YANBU to feel this way - but the way you communicate it to your partner could be, if you don't tread carefully.
The fact he didn't give your eldest child the opportunity to buy you a present in the supermarket has me seething. I would combust over this. I have a child from another relationship and it would be a potentially relationship-ending apocalyptic bloodbath. But that's me. And I think that should be treated as a separate issue.
The rest of it... He has tried to do a nice thing, and make an effort. It's misguided and might suggest that he doesn't really know you very well, but it's the kind of thing my Dad would do for my Mum and they are, in every other regard, deliriously happy. He just panics when it comes to buying her presents/arranging surprises, stops seeing her as his wife and goes into 'default gift for women' mode.
Although the fact that there was already a plan in place for your day is an issue, because he knew about this and over-ruled it. So it isn't really a nice thing, it's a 'we're doing what I want to do' thing. Unless you've previously expressed upset that your birthdays aren't that special, you just end up hanging around at home...?

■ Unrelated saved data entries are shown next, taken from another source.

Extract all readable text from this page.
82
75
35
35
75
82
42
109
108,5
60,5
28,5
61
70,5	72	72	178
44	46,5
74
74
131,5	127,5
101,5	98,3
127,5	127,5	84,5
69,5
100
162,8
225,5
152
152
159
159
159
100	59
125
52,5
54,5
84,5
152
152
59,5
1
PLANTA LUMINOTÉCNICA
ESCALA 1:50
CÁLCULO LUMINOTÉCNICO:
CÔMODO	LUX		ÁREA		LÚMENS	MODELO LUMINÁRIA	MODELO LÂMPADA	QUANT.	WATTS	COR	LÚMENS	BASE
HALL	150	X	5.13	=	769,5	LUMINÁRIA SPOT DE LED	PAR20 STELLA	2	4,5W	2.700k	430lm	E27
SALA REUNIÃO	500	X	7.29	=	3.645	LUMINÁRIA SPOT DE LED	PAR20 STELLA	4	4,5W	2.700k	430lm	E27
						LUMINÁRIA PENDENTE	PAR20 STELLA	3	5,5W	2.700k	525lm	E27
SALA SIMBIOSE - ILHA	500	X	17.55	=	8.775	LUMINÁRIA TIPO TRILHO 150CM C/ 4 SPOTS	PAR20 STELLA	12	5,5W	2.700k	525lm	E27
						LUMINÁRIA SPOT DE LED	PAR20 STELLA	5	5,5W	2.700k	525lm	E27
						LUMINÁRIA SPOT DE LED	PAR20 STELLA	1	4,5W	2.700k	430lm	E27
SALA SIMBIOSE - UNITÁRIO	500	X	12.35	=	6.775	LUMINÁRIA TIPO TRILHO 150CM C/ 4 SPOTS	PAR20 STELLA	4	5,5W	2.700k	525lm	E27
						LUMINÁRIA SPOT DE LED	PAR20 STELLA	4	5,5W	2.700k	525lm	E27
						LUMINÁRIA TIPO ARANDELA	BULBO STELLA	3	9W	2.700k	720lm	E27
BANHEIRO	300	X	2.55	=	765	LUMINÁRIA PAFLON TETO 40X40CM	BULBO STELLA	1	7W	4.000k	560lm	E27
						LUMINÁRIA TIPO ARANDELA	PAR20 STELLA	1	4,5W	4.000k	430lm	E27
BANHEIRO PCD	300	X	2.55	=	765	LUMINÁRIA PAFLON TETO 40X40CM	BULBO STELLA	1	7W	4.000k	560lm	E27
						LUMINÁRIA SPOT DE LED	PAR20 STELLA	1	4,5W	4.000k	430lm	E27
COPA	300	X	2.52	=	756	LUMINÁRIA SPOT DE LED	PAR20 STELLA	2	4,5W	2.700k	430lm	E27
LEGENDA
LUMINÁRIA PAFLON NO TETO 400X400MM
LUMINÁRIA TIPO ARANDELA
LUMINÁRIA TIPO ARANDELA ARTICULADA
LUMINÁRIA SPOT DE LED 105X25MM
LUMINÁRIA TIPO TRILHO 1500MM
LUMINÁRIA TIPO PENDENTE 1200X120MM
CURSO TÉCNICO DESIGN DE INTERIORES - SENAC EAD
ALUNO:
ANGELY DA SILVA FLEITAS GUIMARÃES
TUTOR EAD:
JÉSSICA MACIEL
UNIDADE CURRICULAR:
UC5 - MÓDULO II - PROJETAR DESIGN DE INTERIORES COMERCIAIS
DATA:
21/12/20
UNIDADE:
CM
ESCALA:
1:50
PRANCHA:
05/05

Fuck it. I've tried to be reasonable and give him the benefit of the doubt, because I do believe that when someone tries and goes to some effort, you shouldn't ever throw it back in their face. It is indeed the height of rudeness. But I can't get my head around how he can have been party to all of the planning and then done this. It's not necessarily how it makes YOU feel - it's your kids... Your poor kids.
I'm going to stop rambling. YANBU. I would tell him that you'd love to go out for a meal with him at night, it's lovely of him to spoil you and you really appreciate it, but you'd like your children to have the chance to spoil you too, it's important that they get to do this so they don't grow up to be monsters that only take - WE ARE FUCKING PLAYING PASS THE PARCEL.